Phantasy Sound’s Erol Alkan has been a regular digger since Phonica first opened its doors in 2003. We caught up with Erol to hear about some of his fondest shop memories from the past fourteen years!
London based DJ, producer and Phantasy Sound label owner, Erol Alkan, has always stood out from the crowd for his unorthodox and often unexpected take on dance music. Known for merging house and techno with indie, disco and psychedelic rock – the music he creates does not and has never followed any conventional rules or trends.
Aside from his intricate and gripping DJ sets, Erol is perhaps best known for his remixing and reworking skills. Phantasy’s latest release ‘Reworks Volume 1’ is a five-part compilation which highlights a selection of Alkan’s infamous reworks for such artists as Daft Punk, Hot Chip, Justice and Tame Impala to name a few.
Do you remember the first record you bought at Phonica?
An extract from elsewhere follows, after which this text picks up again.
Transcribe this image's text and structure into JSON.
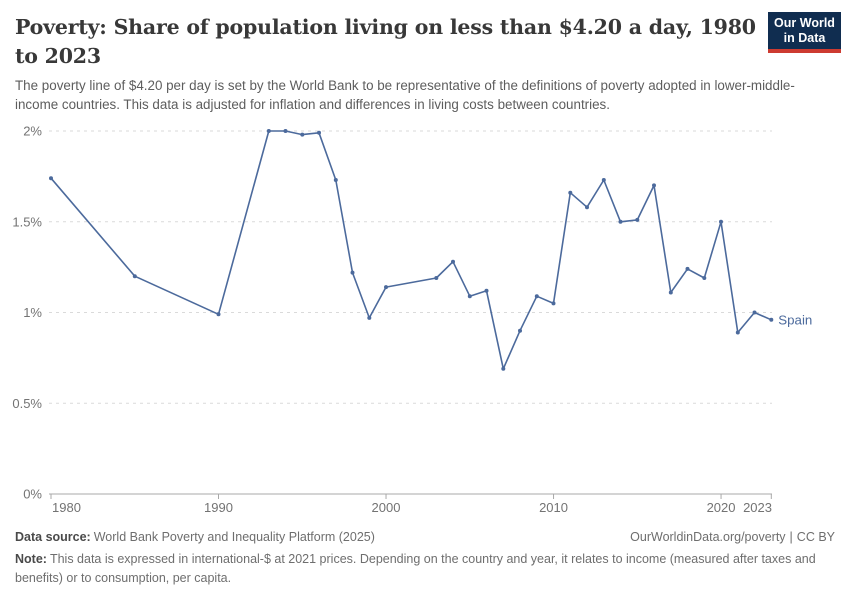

That’s near impossible! Back in 2003 I used to be in there every week without fail, I’d never leave without buying something. Heidi used to work behind the counter at that point and she really knew what I loved, I remember when ‘Erotic Discourse’ first appeared on white label, she kept a copy aside for me and before I even said ‘Hello’ she was forcing it into my hand. I remember her saying something along the lines of ‘This record has YOU written all over it’. I must admit to buying a lot on impulse as well, I tend to collect series and certain labels quite religiously. I suppose it’s a bit like a subscription to somebody else’s taste, something which I feel great labels should embody.
What was your latest purchase?
I was in a few days ago, I always try to listen to what may not be available on the digital platforms, so this time around it was a couple of white labels. A 10″ which had a stamped ‘V’ on it, a 12″ with MADMADMAD-PAX on the label, and another 10″ with no writing, just splattered paint across the sleeve. They all sounded good.
How do you think Phonica has influenced you over the years?
Well, it’s as influential as any website, or curator of any type I know, maybe even more so. The fact that it deals with the vinyl format, something which arguably goes through many people and perhaps more investment than a basic digital release, means that the music has the chance of having a higher quality or purpose for release. I trust that all great record stores mainly buy in records which are worth presenting to us, so all those factors play a part. I tend to gravitate towards Nick and Alex who know me well, they pull out records which I tend to like, I suppose they directly influence my taste in some way.
Fondest memory at 51 Poland Street?
I love the social aspect, bumping into friends, catching up with the folk who work there. Maybe the most memorable moment was when they told me I had one of the biggest selling 12″ of that year (my rework of Franz Ferdinand) back in 2005, that was quite unexpected for a remix of a guitar band, but I suppose it makes sense in retrospect.
Name a record or two that you associate with Phonica?
Maybe the Black Cock series… I remember when you got a load of warehouse finds a few years back, think I bought all of them. The Moton series as well, those records are always handed over to me whenever I’m in, and they’ve been going for as long as I can remember coming to Phonica.
Tell us about your own projects.
More releases are coming via Phantasy, we’ve just released a compilation of my reworks, well, 20 of them in the form of the first volume. A few of them have certainly had a relationship with Phonica, I havent lost the buzz of walking into there and seeing a record I’m involved with on the wall, it meant a lot to me the first time it happened and it still means a lot now.